Tokyo (AWP/AFX) – Le gouverneur de la Banque du Japon (BoJ) a reconnu mardi que la chute de la Bourse pourrait nuire à la santé économique du pays, alors que le spectre d’un sérieux ralentissement, voire d’une récession, commence à hanter les esprits dans la deuxième économie mondiale.
« La chute des actions peut avoir en soi un impact négatif (…) sur le moral des entrepreneurs et sur le moral des consommateurs. Nous voulons donc être attentifs à cela », a déclaré le gouverneur de la BoJ, Toshihiko Fukui.
L’indice Nikkei de la Bourse de Tokyo a chuté de près de 18% depuis le début de l’année, plombé notamment par les craintes de ralentissement économique aux Etats-Unis et par le net redressement du yen face au dollar, deux facteurs susceptibles de nuire gravement au commerce extérieur nippon.
La crise financière mondiale actuelle est survenue au pire moment pour le Japon, alors que le gouvernement venait déjà de revoir en forte baisse ses prévisions de croissance en raison d’une chute de l’investissement immobilier, due à une nouvelle réglementation draconienne sur la construction.
Le gouvernement a ainsi réduit à +1,3% son estimation de croissance pour l’année 2007-2008, qui s’achève fin mars, contre +2,1% auparavant.
M. Fukui a précisé mardi que, malgré la tourmente financière actuelle et son impact potentiel, il continuait à croire que « le cercle vertueux de croissance de la production, des revenus et des dépenses reste intact » au Japon.
Le Premier ministre, Yasuo Fukuda, a lui aussi lancé un appel au calme. « Bien qu’il y ait quelques faiblesses, j’estime que l’économie de notre pays poursuit sa reprise, le secteur privé pouvant s’appuyer sur la solidité des exportations et de la production », a-t-il affirmé à la Chambre des députés.
Mais rares sont les économistes qui partagent son optimisme.
Aux retombées de la crise des crédits immobiliers à risque aux Etats-Unis (« subprime ») s’ajoutent en effet les prix élevés du pétrole, ainsi qu’une situation de quasi-blocage politique dans l’Archipel qui paralyse toute réforme structurelle.
« La croissance japonaise va probablement trébucher au premier trimestre 2008 », estime Glenn Maguire, économiste en chef pour l’Asie à la Société générale, qui évalue à 72% la probabilité d’une récession cette année.
« La croissance dépend de la demande extérieure, et on craint une détérioration du commerce extérieur à cause du ralentissement de la demande aux Etats-Unis combiné à une appréciation du yen », explique-t-il.
A cette accumulation de problèmes s’ajoute le manque de solutions pour y répondre.

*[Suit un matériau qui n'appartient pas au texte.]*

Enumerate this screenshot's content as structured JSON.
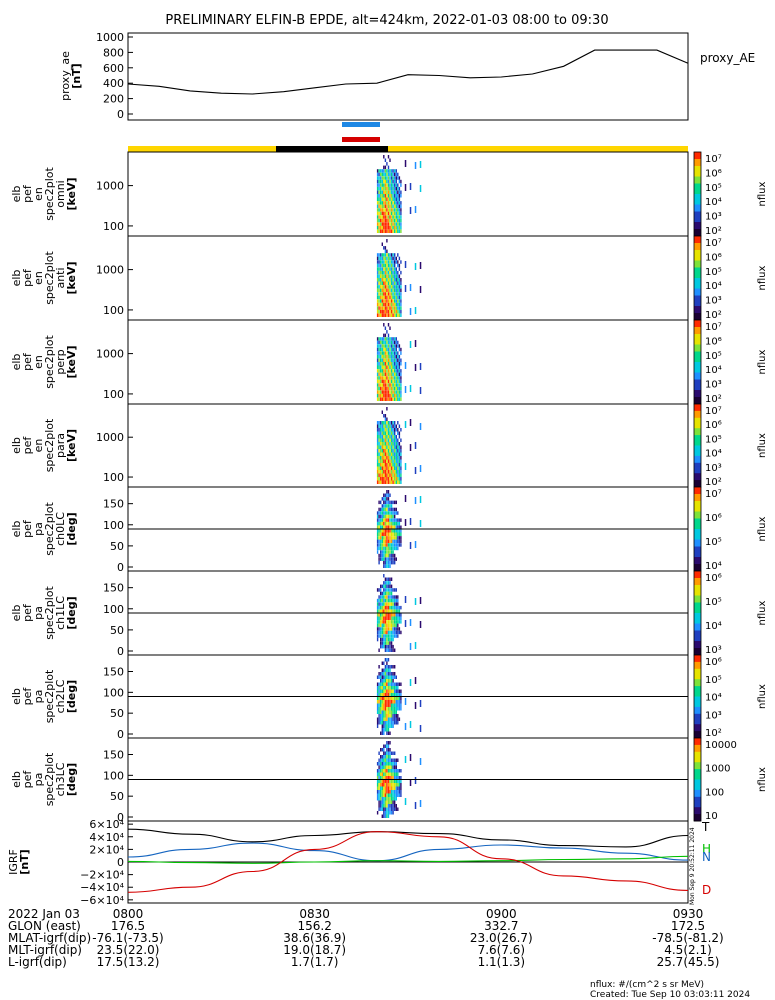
{
  "title": "PRELIMINARY ELFIN-B EPDE, alt=424km, 2022-01-03 08:00 to 09:30",
  "colors": {
    "proxy_line": "#000000",
    "bar_blue": "#1e88e5",
    "bar_red": "#d50000",
    "status_yellow": "#ffd600",
    "status_black": "#000000",
    "igrf_total": "#000000",
    "igrf_h": "#1565c0",
    "igrf_z": "#00c000",
    "igrf_d": "#d50000"
  },
  "side_labels": {
    "proxy": "proxy_AE",
    "igrf_t": "T",
    "igrf_h": "H",
    "igrf_z": "N",
    "igrf_d": "D",
    "colorbar": "nflux",
    "vertical_stamp": "Mon Sep 9 20:52:11 2024"
  },
  "panels": {
    "proxy": {
      "label": [
        "proxy_ae",
        "[nT]"
      ],
      "ticks": [
        "1000",
        "800",
        "600",
        "400",
        "200",
        "0"
      ]
    },
    "spec": [
      {
        "label": [
          "elb",
          "pef",
          "en",
          "spec2plot",
          "omni",
          "[keV]"
        ],
        "ticks": [
          "1000",
          "100"
        ],
        "cbar_ticks": [
          "10⁷",
          "10⁶",
          "10⁵",
          "10⁴",
          "10³",
          "10²"
        ]
      },
      {
        "label": [
          "elb",
          "pef",
          "en",
          "spec2plot",
          "anti",
          "[keV]"
        ],
        "ticks": [
          "1000",
          "100"
        ],
        "cbar_ticks": [
          "10⁷",
          "10⁶",
          "10⁵",
          "10⁴",
          "10³",
          "10²"
        ]
      },
      {
        "label": [
          "elb",
          "pef",
          "en",
          "spec2plot",
          "perp",
          "[keV]"
        ],
        "ticks": [
          "1000",
          "100"
        ],
        "cbar_ticks": [
          "10⁷",
          "10⁶",
          "10⁵",
          "10⁴",
          "10³",
          "10²"
        ]
      },
      {
        "label": [
          "elb",
          "pef",
          "en",
          "spec2plot",
          "para",
          "[keV]"
        ],
        "ticks": [
          "1000",
          "100"
        ],
        "cbar_ticks": [
          "10⁷",
          "10⁶",
          "10⁵",
          "10⁴",
          "10³",
          "10²"
        ]
      }
    ],
    "pa": [
      {
        "label": [
          "elb",
          "pef",
          "pa",
          "spec2plot",
          "ch0LC",
          "[deg]"
        ],
        "ticks": [
          "150",
          "100",
          "50",
          "0"
        ],
        "cbar_ticks": [
          "10⁷",
          "10⁶",
          "10⁵",
          "10⁴"
        ]
      },
      {
        "label": [
          "elb",
          "pef",
          "pa",
          "spec2plot",
          "ch1LC",
          "[deg]"
        ],
        "ticks": [
          "150",
          "100",
          "50",
          "0"
        ],
        "cbar_ticks": [
          "10⁶",
          "10⁵",
          "10⁴",
          "10³"
        ]
      },
      {
        "label": [
          "elb",
          "pef",
          "pa",
          "spec2plot",
          "ch2LC",
          "[deg]"
        ],
        "ticks": [
          "150",
          "100",
          "50",
          "0"
        ],
        "cbar_ticks": [
          "10⁶",
          "10⁵",
          "10⁴",
          "10³",
          "10²"
        ]
      },
      {
        "label": [
          "elb",
          "pef",
          "pa",
          "spec2plot",
          "ch3LC",
          "[deg]"
        ],
        "ticks": [
          "150",
          "100",
          "50",
          "0"
        ],
        "cbar_ticks": [
          "10000",
          "1000",
          "100",
          "10"
        ]
      }
    ],
    "igrf": {
      "label": [
        "IGRF",
        "[nT]"
      ],
      "ticks": [
        "6×10⁴",
        "4×10⁴",
        "2×10⁴",
        "0",
        "−2×10⁴",
        "−4×10⁴",
        "−6×10⁴"
      ]
    }
  },
  "chart_data": {
    "type": "line",
    "time_range": [
      "08:00",
      "09:30"
    ],
    "proxy_ae": {
      "ylabel": "proxy_ae [nT]",
      "ylim": [
        0,
        1000
      ],
      "x_min": [
        0,
        5,
        10,
        15,
        20,
        25,
        30,
        35,
        40,
        45,
        50,
        55,
        60,
        65,
        70,
        75,
        80,
        85,
        90
      ],
      "values": [
        390,
        360,
        300,
        270,
        260,
        290,
        340,
        390,
        400,
        510,
        500,
        470,
        480,
        520,
        620,
        830,
        830,
        830,
        660
      ]
    },
    "flux_interval_min": [
      40,
      44
    ],
    "igrf": {
      "ylabel": "IGRF [nT]",
      "ylim": [
        -65000,
        65000
      ],
      "x_min": [
        0,
        10,
        20,
        30,
        40,
        50,
        60,
        70,
        80,
        90
      ],
      "series": [
        {
          "name": "T",
          "values": [
            52000,
            44000,
            32000,
            42000,
            48000,
            45000,
            35000,
            26000,
            24000,
            42000
          ]
        },
        {
          "name": "H",
          "values": [
            8000,
            20000,
            30000,
            18000,
            2000,
            20000,
            27000,
            22000,
            14000,
            3000
          ]
        },
        {
          "name": "N",
          "values": [
            1000,
            -1000,
            -2000,
            0,
            2000,
            1000,
            2000,
            4000,
            5000,
            9000
          ]
        },
        {
          "name": "D",
          "values": [
            -48000,
            -40000,
            -15000,
            20000,
            48000,
            40000,
            5000,
            -22000,
            -30000,
            -45000
          ]
        }
      ]
    }
  },
  "ephemeris": {
    "rows": [
      {
        "label": "2022 Jan 03",
        "values": [
          "0800",
          "0830",
          "0900",
          "0930"
        ]
      },
      {
        "label": "GLON (east)",
        "values": [
          "176.5",
          "156.2",
          "332.7",
          "172.5"
        ]
      },
      {
        "label": "MLAT-igrf(dip)",
        "values": [
          "-76.1(-73.5)",
          "38.6(36.9)",
          "23.0(26.7)",
          "-78.5(-81.2)"
        ]
      },
      {
        "label": "MLT-igrf(dip)",
        "values": [
          "23.5(22.0)",
          "19.0(18.7)",
          "7.6(7.6)",
          "4.5(2.1)"
        ]
      },
      {
        "label": "L-igrf(dip)",
        "values": [
          "17.5(13.2)",
          "1.7(1.7)",
          "1.1(1.3)",
          "25.7(45.5)"
        ]
      }
    ]
  },
  "footer": {
    "units": "nflux: #/(cm^2 s sr MeV)",
    "created": "Created: Tue Sep 10 03:03:11 2024"
  }
}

Avec des taux d’intérêt de seulement 0,50%, la marge de manoeuvre est minime pour la politique monétaire. Et le gouvernement, affaibli politiquement après avoir perdu le contrôle du Sénat en juillet et croulant toujours sous un énorme déficit public, semble peu en mesure de passer à l’action.
« Les marchés sont en train d’entrer dans une situation qui requiert d’une façon ou d’une autre une action politique. On peut dire que le marché a cessé de refléter les fondamentaux pour entrer dans une phase de panique », analysent dans une note les économistes de Barclays Capital à Tokyo.
« Mais dans le cas du Japon, la réalité est qu’il n’y a virtuellement aucun moyen d’y faire face en termes de politique macroéconomique », constatent-ils.
Pour Toshihiro Matsuno, analyste chez SMBC Friend Securities, le plongeon des marchés japonais s’explique « par un effet boule de neige de ventes, par la crainte que les problèmes des marchés financiers américains se répandent dans toute l’économie et, finalement, par l’incapacité des autorités japonaises à faire quoi que ce soit contre cela ».
« La stabilité doit venir des marchés américains. Le Japon ne peut, ou ne veut, pas faire grand chose », soutient-il.